Alcatraz here I come. The well-trodden tourist path up the cliff to America's most notorious jail is familiar territory to many a visitor to San Francisco, but from the moment I am picked up by chauffeured 4WD with pink champagne at hand, it is clear my ferry trip to The Rock will be no ordinary excursion.
My companions include beauty editors and makeup artists from across the globe, all of us in town for a launch by Benefit cosmetics. We are soon decanted from the about 2km chartered ride across treacherous currents, perfectly timed to watch the sun set over the Golden Gate Bridge. Anyone teetering ashore is offered ballet slip-ons for the ascent. Thanking my gold flats, I take off in the first group of guests led by one of a team of US National Parks Service staff in attendance on our outing. Those wearing designer heels stay behind to have them stowed in individually named paper bags which are returned to them at our coatcheck for the cocktail evening - just outside the main jail concourse.
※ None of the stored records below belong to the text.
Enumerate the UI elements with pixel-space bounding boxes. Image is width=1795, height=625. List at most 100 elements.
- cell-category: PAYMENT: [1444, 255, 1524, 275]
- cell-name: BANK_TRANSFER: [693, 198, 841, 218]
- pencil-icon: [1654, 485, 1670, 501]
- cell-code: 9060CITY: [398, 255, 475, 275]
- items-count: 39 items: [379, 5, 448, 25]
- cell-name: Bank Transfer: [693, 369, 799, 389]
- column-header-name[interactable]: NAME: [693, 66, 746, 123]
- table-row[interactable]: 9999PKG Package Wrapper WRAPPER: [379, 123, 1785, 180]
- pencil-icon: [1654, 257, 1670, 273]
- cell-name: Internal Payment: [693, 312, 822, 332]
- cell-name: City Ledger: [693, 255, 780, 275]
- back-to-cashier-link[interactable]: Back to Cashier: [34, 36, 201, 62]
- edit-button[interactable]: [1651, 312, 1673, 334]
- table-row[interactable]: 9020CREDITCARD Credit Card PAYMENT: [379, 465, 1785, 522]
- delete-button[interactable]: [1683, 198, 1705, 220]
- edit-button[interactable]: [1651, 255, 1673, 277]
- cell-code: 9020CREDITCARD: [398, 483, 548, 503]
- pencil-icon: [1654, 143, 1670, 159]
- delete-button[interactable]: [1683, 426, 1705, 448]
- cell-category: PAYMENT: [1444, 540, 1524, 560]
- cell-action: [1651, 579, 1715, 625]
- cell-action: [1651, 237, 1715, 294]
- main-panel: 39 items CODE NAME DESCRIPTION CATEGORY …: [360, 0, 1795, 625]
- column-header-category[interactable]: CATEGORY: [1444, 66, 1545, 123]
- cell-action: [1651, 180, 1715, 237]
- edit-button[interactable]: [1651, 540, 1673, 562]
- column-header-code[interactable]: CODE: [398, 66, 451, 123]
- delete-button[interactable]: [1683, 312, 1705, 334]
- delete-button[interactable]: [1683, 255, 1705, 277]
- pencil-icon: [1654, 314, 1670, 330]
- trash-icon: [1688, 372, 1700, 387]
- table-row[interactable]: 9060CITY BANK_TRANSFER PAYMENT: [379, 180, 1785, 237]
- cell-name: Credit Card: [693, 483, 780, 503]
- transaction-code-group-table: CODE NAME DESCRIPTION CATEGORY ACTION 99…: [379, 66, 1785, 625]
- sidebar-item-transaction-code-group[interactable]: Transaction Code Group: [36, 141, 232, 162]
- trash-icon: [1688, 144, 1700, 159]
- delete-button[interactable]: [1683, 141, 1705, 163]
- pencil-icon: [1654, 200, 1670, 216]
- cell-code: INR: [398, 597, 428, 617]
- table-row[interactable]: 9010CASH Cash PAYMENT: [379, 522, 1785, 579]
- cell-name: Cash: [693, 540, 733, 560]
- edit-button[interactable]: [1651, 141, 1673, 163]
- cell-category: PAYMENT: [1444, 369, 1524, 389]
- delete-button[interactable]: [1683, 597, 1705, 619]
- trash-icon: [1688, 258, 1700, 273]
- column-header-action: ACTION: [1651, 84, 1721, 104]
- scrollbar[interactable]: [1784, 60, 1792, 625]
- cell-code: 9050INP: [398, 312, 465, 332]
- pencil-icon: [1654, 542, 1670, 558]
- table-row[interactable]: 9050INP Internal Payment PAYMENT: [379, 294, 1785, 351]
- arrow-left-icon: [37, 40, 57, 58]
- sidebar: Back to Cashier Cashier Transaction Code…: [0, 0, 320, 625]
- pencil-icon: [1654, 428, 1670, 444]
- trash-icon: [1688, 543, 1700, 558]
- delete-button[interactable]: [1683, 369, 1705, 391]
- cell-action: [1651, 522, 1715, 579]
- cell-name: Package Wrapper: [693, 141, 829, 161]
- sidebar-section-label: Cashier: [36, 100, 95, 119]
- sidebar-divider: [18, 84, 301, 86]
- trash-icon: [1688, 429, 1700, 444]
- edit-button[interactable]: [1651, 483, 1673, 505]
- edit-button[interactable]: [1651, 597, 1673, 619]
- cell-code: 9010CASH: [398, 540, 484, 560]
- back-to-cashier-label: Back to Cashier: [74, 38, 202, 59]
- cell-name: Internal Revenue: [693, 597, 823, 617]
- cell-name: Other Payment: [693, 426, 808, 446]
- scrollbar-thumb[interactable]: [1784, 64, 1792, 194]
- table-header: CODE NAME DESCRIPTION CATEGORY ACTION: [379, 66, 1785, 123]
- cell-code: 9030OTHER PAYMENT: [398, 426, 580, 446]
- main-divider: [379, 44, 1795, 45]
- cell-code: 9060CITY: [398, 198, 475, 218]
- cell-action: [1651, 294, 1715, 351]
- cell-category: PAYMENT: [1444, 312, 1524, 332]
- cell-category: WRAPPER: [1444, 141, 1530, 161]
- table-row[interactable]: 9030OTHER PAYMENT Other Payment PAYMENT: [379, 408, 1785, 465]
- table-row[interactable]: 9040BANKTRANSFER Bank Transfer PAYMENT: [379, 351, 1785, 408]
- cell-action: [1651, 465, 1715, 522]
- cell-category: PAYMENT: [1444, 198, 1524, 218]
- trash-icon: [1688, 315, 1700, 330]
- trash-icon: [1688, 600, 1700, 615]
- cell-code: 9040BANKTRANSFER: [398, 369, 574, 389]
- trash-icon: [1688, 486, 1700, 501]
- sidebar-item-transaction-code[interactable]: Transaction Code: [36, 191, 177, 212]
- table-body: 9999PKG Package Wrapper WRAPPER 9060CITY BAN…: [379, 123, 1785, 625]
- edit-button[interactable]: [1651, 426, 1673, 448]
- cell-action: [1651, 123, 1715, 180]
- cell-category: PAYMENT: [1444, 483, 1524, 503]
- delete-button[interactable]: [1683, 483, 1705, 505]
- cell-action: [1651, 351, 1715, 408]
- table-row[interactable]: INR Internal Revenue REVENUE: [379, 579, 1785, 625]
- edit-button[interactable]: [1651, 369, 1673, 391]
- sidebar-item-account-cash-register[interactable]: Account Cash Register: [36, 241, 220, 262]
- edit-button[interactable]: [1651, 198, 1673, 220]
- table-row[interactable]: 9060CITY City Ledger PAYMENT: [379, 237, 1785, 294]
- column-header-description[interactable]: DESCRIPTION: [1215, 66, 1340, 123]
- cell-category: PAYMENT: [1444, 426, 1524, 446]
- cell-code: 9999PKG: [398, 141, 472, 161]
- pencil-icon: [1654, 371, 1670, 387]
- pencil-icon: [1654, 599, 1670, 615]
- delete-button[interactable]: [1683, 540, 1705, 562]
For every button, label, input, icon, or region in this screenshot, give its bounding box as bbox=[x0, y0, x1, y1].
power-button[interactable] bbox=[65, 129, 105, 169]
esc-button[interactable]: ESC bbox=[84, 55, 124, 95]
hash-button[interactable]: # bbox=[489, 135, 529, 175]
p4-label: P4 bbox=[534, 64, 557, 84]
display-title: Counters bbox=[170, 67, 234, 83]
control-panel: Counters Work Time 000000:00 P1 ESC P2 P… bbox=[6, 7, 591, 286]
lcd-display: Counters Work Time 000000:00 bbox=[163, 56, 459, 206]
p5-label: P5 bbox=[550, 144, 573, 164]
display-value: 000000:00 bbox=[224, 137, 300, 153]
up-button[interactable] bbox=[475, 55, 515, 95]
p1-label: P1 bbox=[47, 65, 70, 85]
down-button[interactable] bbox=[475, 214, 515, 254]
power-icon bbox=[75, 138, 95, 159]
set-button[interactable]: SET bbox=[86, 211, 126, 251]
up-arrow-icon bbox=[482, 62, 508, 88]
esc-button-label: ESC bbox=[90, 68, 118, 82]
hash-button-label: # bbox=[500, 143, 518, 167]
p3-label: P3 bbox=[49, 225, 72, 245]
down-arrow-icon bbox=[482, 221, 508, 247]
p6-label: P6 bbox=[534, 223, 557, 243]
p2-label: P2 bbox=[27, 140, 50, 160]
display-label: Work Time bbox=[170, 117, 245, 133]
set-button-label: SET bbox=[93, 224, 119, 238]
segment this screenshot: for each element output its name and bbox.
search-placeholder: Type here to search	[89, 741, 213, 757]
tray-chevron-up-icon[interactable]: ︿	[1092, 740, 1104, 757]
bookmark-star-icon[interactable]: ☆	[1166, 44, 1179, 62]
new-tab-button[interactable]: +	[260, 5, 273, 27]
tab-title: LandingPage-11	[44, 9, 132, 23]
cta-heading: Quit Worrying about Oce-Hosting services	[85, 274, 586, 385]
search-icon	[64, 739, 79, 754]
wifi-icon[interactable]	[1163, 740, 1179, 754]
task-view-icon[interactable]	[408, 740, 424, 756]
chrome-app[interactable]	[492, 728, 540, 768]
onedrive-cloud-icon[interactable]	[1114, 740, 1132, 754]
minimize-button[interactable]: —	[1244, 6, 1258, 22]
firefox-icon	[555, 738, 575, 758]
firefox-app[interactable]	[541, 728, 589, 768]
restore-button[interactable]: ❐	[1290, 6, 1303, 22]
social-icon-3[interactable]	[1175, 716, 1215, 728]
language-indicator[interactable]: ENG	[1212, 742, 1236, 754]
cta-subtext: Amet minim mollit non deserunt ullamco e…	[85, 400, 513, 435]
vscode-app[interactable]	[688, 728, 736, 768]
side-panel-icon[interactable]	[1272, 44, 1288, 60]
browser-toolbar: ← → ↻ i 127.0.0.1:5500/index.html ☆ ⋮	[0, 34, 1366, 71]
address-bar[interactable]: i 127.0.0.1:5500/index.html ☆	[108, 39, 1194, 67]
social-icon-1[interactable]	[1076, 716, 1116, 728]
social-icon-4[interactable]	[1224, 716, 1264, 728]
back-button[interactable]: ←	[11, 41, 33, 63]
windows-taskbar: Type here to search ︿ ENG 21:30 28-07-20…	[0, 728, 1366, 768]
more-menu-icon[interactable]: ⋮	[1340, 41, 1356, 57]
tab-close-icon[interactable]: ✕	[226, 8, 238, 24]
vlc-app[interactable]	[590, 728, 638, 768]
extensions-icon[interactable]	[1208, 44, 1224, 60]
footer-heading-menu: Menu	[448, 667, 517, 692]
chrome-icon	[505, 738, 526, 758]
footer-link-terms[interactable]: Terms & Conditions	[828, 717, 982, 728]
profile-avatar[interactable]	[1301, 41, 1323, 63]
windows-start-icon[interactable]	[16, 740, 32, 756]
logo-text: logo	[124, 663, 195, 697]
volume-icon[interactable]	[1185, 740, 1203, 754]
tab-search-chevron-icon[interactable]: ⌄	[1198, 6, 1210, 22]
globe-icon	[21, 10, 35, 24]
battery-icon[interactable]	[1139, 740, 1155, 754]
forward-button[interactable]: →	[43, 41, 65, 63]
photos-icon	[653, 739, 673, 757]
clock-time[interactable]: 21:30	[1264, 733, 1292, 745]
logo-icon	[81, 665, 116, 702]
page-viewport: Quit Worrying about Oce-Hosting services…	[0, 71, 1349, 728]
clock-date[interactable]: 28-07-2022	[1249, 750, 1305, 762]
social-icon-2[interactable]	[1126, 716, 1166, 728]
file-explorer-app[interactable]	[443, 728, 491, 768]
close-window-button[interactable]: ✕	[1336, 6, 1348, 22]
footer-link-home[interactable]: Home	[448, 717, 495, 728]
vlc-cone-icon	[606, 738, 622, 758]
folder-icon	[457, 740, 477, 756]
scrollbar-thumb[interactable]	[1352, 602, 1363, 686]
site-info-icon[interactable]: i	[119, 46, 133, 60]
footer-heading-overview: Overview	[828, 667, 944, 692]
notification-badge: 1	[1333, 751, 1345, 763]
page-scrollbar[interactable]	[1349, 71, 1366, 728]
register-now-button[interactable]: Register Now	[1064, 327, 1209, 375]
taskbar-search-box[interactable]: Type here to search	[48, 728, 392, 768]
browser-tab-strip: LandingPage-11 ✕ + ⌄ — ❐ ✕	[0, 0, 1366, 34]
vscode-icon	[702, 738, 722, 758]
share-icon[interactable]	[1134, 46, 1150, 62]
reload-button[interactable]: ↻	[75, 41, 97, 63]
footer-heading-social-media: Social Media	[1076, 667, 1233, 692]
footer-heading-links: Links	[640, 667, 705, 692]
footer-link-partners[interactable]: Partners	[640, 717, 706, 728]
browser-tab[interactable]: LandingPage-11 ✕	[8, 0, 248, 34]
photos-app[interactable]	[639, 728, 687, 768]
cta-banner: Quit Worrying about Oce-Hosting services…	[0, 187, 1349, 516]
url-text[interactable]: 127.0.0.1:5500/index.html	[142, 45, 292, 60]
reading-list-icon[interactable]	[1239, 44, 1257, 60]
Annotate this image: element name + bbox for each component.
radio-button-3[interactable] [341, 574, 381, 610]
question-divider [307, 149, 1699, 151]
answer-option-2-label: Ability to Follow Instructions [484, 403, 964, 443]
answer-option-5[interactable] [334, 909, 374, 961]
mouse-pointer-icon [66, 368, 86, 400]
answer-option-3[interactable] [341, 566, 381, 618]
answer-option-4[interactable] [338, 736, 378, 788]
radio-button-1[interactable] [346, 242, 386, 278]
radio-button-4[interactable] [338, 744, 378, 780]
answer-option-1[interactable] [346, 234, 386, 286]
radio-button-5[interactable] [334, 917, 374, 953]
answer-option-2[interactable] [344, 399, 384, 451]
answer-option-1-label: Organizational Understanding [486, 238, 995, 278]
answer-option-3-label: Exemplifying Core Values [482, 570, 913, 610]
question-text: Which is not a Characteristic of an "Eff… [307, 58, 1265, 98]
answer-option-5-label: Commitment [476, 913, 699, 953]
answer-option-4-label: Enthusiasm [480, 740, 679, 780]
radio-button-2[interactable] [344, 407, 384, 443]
Movie-star handsome Ranger Gary gives a little spiel about the prison's history before handing over to Ranger Lou who says she's virtually a lifer. After 26 years guiding at Alcatraz this weathered veteran knows her stuff. She even seeks to settle any unease we may feel at partying in a prison by explaining that it wasn't all awful on at the Rock. Soldiers and guards who served there over its time as a fort and a jail, lived in barracks opening to cottage gardens sheltered below the forbidding main building. Inmates enjoyed the best food in the prison service, but, of course, escape was always their ambition, usually with deadly consequences.
As to those few who might have gotten away, she left it to our imagination, but my money is on the sharks.